Ci sono dischi che al di là del loro effettivo valore diventano specchio dei tempi: l’esordio delle Aces è senza dubbio uno di questi. Il clamore suscitato da “When My Heart Felt Volcanic” è infatti sorprendente, fuori misura rispetto alle qualità intrinseche della pur gradevole proposta.
Le quattro ragazze dello Utah hanno talento e simpatia da vendere, alcune canzoni hanno il pregio di spiccare il volo, come la ruffiana “Just Like That”, le sensuali e briose “Lovin’ Is Bible” e “Bad Love”, ma soprattutto l’energica “Stuck” (il brano migliore dell’album), che insieme all’iniziale “Volcanic Love” detta le coordinate del progetto. Nonostante tutto, la sola determinazione non è sufficiente per cancellare le ombre ingombranti di band come Haim e Paramore, le quali hanno precedentemente solcato gli stessi percorsi con maggiore efficacia.
Non è che i confini dell’indie-pop permettano molte digressioni, e lasciano pertanto numerose band in balia di un facile citazionismo, trascinando le buone intenzioni verso l’anonimato. In questo caso l’eccessiva pulizia del suono e la ripetitività della formula non giova alle quattro ragazze: quello che manca in “When My Heart Felt Volcanic” è quello spirito avventuriero e naif che ha permesso in passato a gruppi (non so perché ma penso alle Go Go’s e agli Haircut One Hundred) di realizzare dei pregevoli one-off-album, forse imperfetti ma vigorosi e rinfrescanti come una doccia in pieno agosto.

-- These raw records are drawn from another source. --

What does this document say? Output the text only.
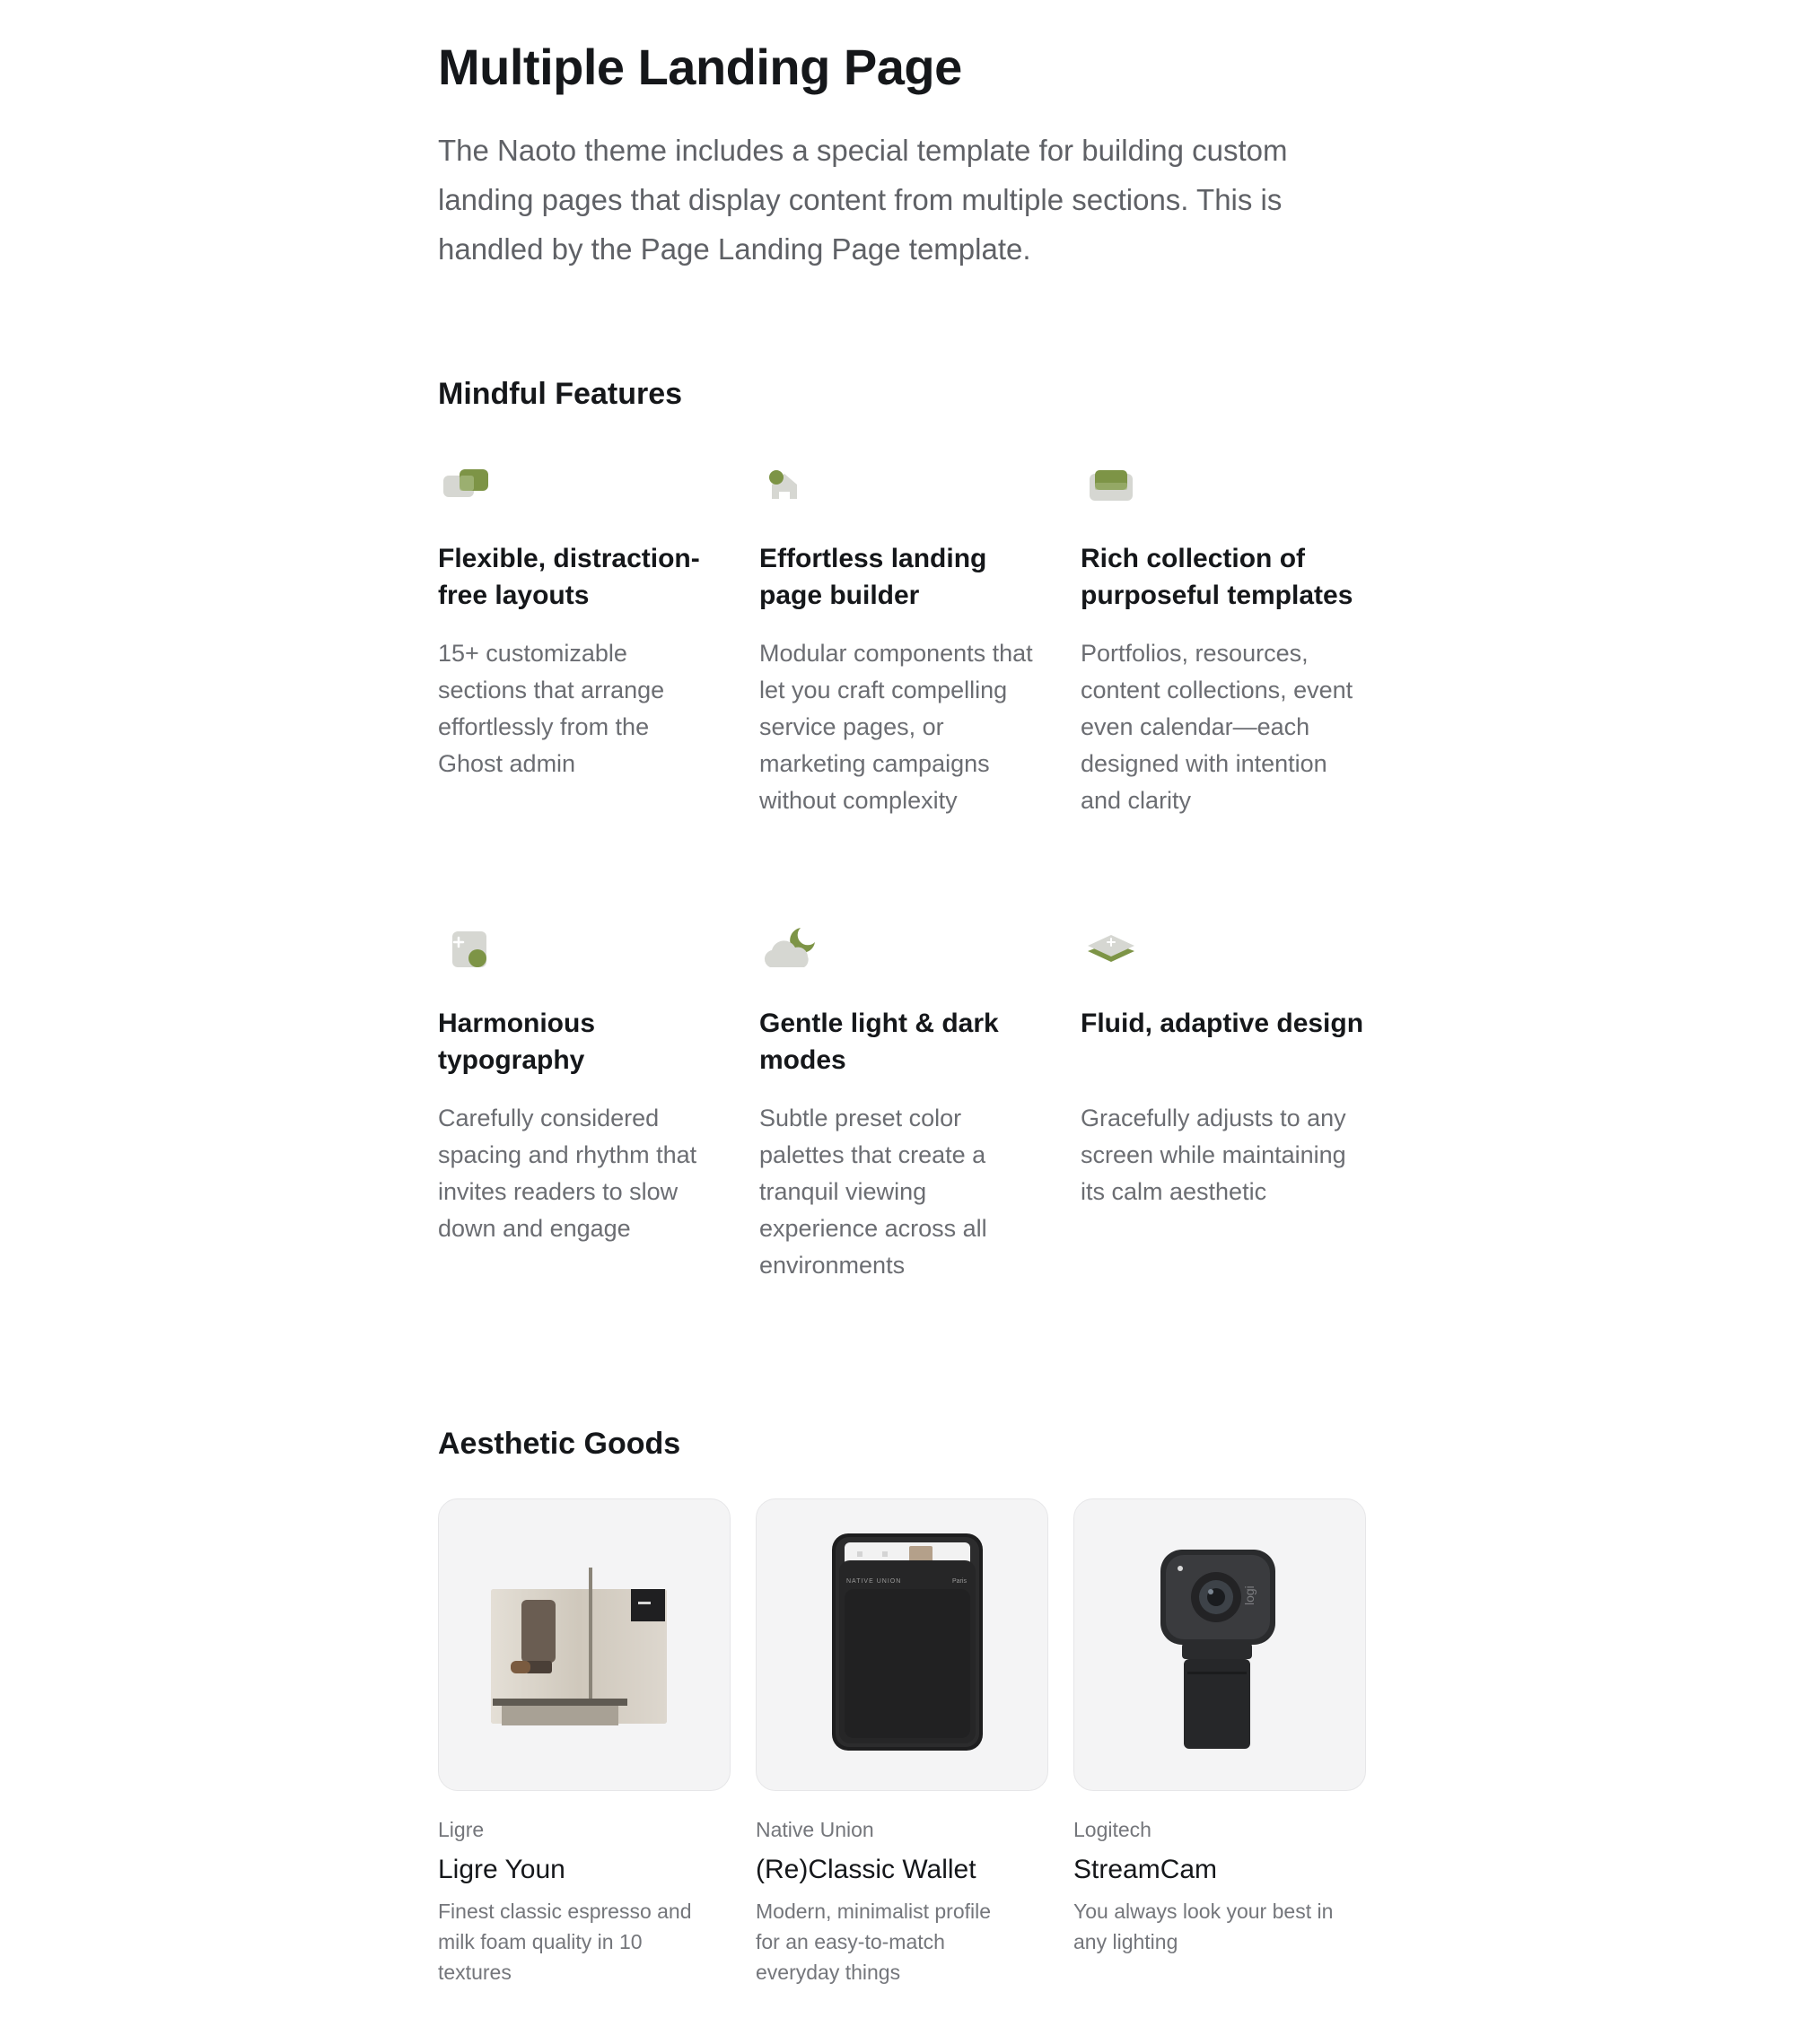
Multiple Landing Page

The Naoto theme includes a special template for building custom landing pages that display content from multiple sections. This is handled by the Page Landing Page template.

Mindful Features
Flexible, distraction-free layouts
15+ customizable sections that arrange effortlessly from the Ghost admin
Effortless landing page builder
Modular components that let you craft compelling service pages, or marketing campaigns without complexity
Rich collection of purposeful templates
Portfolios, resources, content collections, event even calendar—each designed with intention and clarity
Harmonious typography
Carefully considered spacing and rhythm that invites readers to slow down and engage
Gentle light & dark modes
Subtle preset color palettes that create a tranquil viewing experience across all environments
Fluid, adaptive design
Gracefully adjusts to any screen while maintaining its calm aesthetic
Aesthetic Goods
Ligre
Ligre Youn
Finest classic espresso and milk foam quality in 10 textures
NATIVE UNION	Paris
Native Union
(Re)Classic Wallet
Modern, minimalist profile for an easy-to-match everyday things
logi
Logitech
StreamCam
You always look your best in any lighting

Le Aces alla fine pagano lo scotto di essere figlie dei tempi correnti. Anche per il pop la vita on the road è un elemento essenziale per poter mettere a punto stile e personalità, le tredici canzoni delle quattro ragazze invece sembrano frutto di un’intelligente elaborazione fatta a tavolino, con tanto di brano lento (“Hurricane”) pronto a strappare un sorriso di compiacimento e una veste sonora fin troppo calibrata e rifinita.
La storia delle quattro ragazze americane è a questo punto emblematica: il talento non manca ma l’ingranaggio produttivo è lo stesso che riduce tutte le ambizioni giovanili a puro prodotto. Al di là di quattro o cinque canzoni obiettivamente inutili e superflue, l’album delle Aces è in fin dei conti gradevole, ma l’aridità e la tristezza che si cela dietro quest’apparente allegria sono segnali da non sottovalutare.